I meant to eat some pels before I left home, but it just didn't happen. But when I knew we were coming to this particularly Russian portion of Estonia, real Russian pels rose up to the top of the "Eat that before you get back on the bus" list. So even though I'd learned from the last trip and brought lunch with me, when the cafe we'd stopped at had pels, I was in. While they were good, it didn't have the toppings I'm used to seeing on pels; there was no butter, no curry, not even the half slice of bread (Sorry, Marissa). Just pels + sour cream. Good, but different.




To go along with this Russian lunch was the particularly drunk Russian patron of the same establishment. After asking where we were each from, he decided to make sure I knew his opinion of the U.S. government.
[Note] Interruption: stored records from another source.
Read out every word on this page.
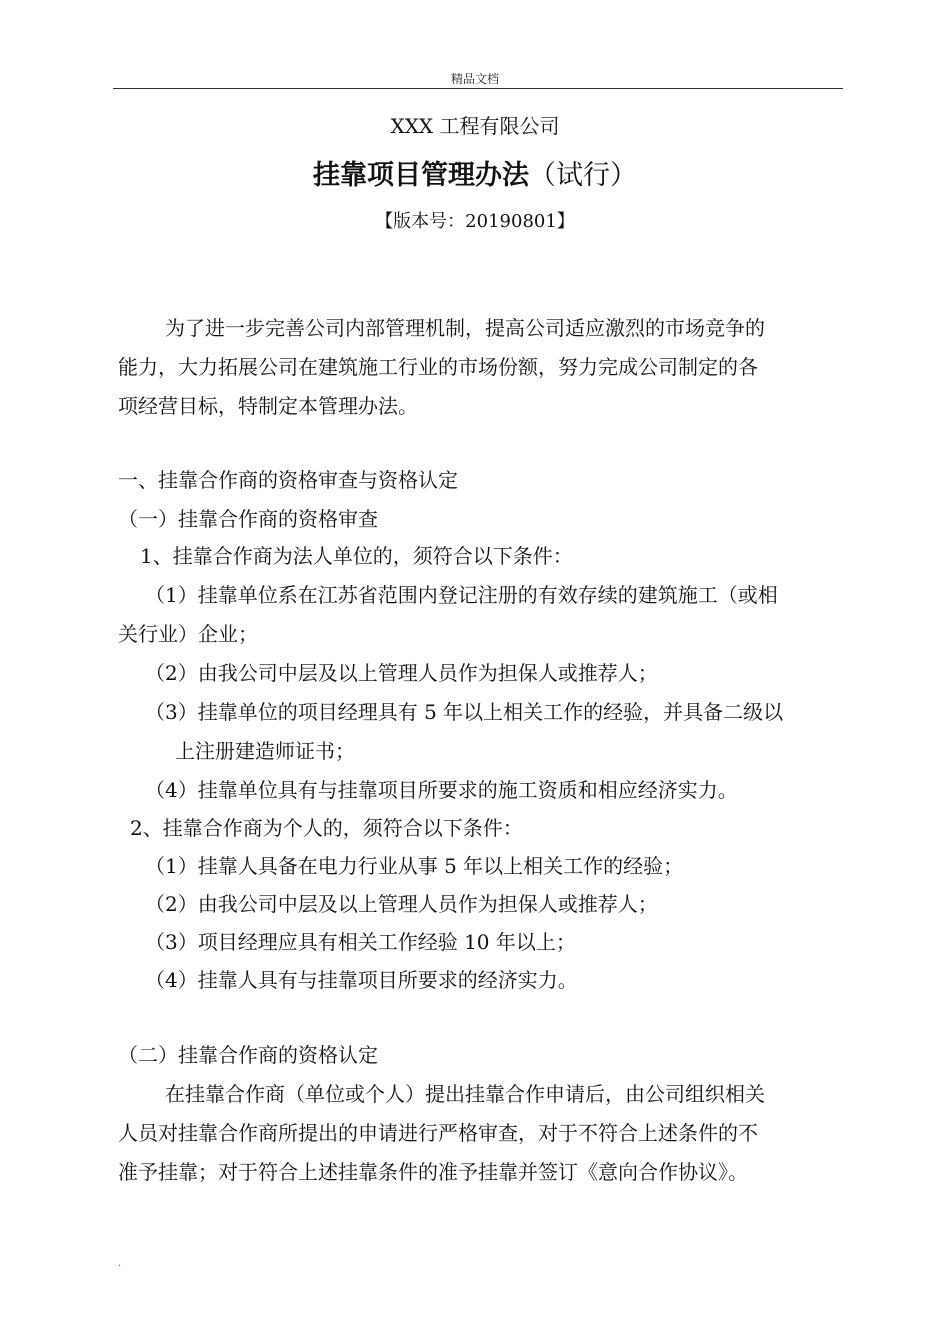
精品文档
XXX 工程有限公司
挂靠项目管理办法（试行）
【版本号：20190801】
为了进一步完善公司内部管理机制，提高公司适应激烈的市场竞争的
能力，大力拓展公司在建筑施工行业的市场份额，努力完成公司制定的各
项经营目标，特制定本管理办法。
一、挂靠合作商的资格审查与资格认定
（一）挂靠合作商的资格审查
1、挂靠合作商为法人单位的，须符合以下条件：
（1）挂靠单位系在江苏省范围内登记注册的有效存续的建筑施工（或相
关行业）企业；
（2）由我公司中层及以上管理人员作为担保人或推荐人；
（3）挂靠单位的项目经理具有 5 年以上相关工作的经验，并具备二级以
上注册建造师证书；
（4）挂靠单位具有与挂靠项目所要求的施工资质和相应经济实力。
2、挂靠合作商为个人的，须符合以下条件：
（1）挂靠人具备在电力行业从事 5 年以上相关工作的经验；
（2）由我公司中层及以上管理人员作为担保人或推荐人；
（3）项目经理应具有相关工作经验 10 年以上；
（4）挂靠人具有与挂靠项目所要求的经济实力。
（二）挂靠合作商的资格认定
在挂靠合作商（单位或个人）提出挂靠合作申请后，由公司组织相关
人员对挂靠合作商所提出的申请进行严格审查，对于不符合上述条件的不
准予挂靠；对于符合上述挂靠条件的准予挂靠并签订《意向合作协议》。
.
He repeatedly assured me that this had nothing to do with me, Americans or America in general, just that he's really not a fan of the U.S. government (though, his words were a bit stronger; whether this was the intoxication or the use of standard American slang, the world may never know). He then proceeded to repeat his opinions during the duration of our lunch.
 A certain Russian sub, years ago, alerted me to the fact that Russian has no articles (fun fact: neither does Estonian). This meant that, during a particular phrase repeated by this Russian fellow, the simple addition of "the" transformed his dislike for Presidents Obama and Bush into praise. I found the amusing, considering how long and vehemently he went on. 
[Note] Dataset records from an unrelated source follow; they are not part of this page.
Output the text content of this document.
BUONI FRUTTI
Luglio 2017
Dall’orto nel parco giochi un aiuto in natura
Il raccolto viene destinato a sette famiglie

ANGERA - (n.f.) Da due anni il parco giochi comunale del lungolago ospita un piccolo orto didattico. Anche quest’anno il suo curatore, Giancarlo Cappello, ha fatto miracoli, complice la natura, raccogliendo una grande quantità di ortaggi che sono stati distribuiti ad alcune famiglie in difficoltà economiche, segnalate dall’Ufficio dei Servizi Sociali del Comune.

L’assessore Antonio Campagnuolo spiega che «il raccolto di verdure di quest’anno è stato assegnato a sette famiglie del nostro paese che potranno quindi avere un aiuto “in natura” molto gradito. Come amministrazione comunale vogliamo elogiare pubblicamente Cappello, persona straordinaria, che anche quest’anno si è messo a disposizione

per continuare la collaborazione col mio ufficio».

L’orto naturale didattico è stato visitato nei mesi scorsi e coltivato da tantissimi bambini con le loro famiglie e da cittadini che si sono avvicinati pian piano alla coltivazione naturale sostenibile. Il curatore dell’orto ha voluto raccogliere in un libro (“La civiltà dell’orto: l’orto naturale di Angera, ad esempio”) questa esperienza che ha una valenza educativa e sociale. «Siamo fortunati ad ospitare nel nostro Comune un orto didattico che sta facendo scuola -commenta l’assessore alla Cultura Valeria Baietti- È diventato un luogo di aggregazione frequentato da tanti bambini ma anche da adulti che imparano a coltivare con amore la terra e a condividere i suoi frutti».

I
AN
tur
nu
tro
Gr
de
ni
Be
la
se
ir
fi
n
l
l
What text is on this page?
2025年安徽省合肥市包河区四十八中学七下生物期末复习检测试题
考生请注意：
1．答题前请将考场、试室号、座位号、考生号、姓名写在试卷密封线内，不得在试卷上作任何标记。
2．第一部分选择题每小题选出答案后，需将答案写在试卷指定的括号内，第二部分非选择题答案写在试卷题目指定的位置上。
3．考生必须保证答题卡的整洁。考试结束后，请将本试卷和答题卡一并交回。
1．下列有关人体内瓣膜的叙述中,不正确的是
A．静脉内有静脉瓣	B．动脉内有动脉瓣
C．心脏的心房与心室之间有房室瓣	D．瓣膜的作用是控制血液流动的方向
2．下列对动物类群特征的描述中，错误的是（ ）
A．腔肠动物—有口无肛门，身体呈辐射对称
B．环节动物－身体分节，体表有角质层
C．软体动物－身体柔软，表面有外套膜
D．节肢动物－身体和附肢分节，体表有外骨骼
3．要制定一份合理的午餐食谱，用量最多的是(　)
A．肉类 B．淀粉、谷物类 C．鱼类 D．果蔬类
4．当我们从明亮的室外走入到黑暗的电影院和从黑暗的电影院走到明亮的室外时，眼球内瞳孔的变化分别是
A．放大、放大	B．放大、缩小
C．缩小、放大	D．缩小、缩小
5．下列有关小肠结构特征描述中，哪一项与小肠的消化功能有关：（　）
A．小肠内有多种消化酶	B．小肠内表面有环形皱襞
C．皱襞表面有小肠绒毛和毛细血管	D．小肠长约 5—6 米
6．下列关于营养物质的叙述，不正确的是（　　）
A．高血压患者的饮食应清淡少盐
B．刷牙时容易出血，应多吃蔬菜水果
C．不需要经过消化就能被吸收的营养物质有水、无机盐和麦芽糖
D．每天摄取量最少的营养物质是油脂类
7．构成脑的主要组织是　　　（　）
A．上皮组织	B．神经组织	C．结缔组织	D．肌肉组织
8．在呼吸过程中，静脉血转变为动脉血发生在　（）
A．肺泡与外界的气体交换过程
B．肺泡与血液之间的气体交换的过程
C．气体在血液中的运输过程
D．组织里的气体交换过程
     Eventually, however, having finished our meal and left the cafe, we found our way back to the Orthodox Church of the Resurrection near the bus station. During the meeting of Alexander III and Wilhelm II on August 5th, 1890, the foundation stone of this church was laid. The inauguration took place November 17th, 1986. Does this mean the church took nearly 100 years to build? Probably. Though much smaller than the Orthodox church I visited in Tallinn, the interior was much the same, and felt about the same size. It's places like these that certainly help me understand other religions. Between the clergymen conducting prayers and church-goers lighting candles and doing other church-like things in this beautiful space, it shows their devotion and commitment. Religion is a huge part of European history, and their churches definitely display that. 
    On our way out, we tried some apples (which were delicious), and headed back toward the bus station, Tartu bound. Turns out, the last bus back for the night is very popular.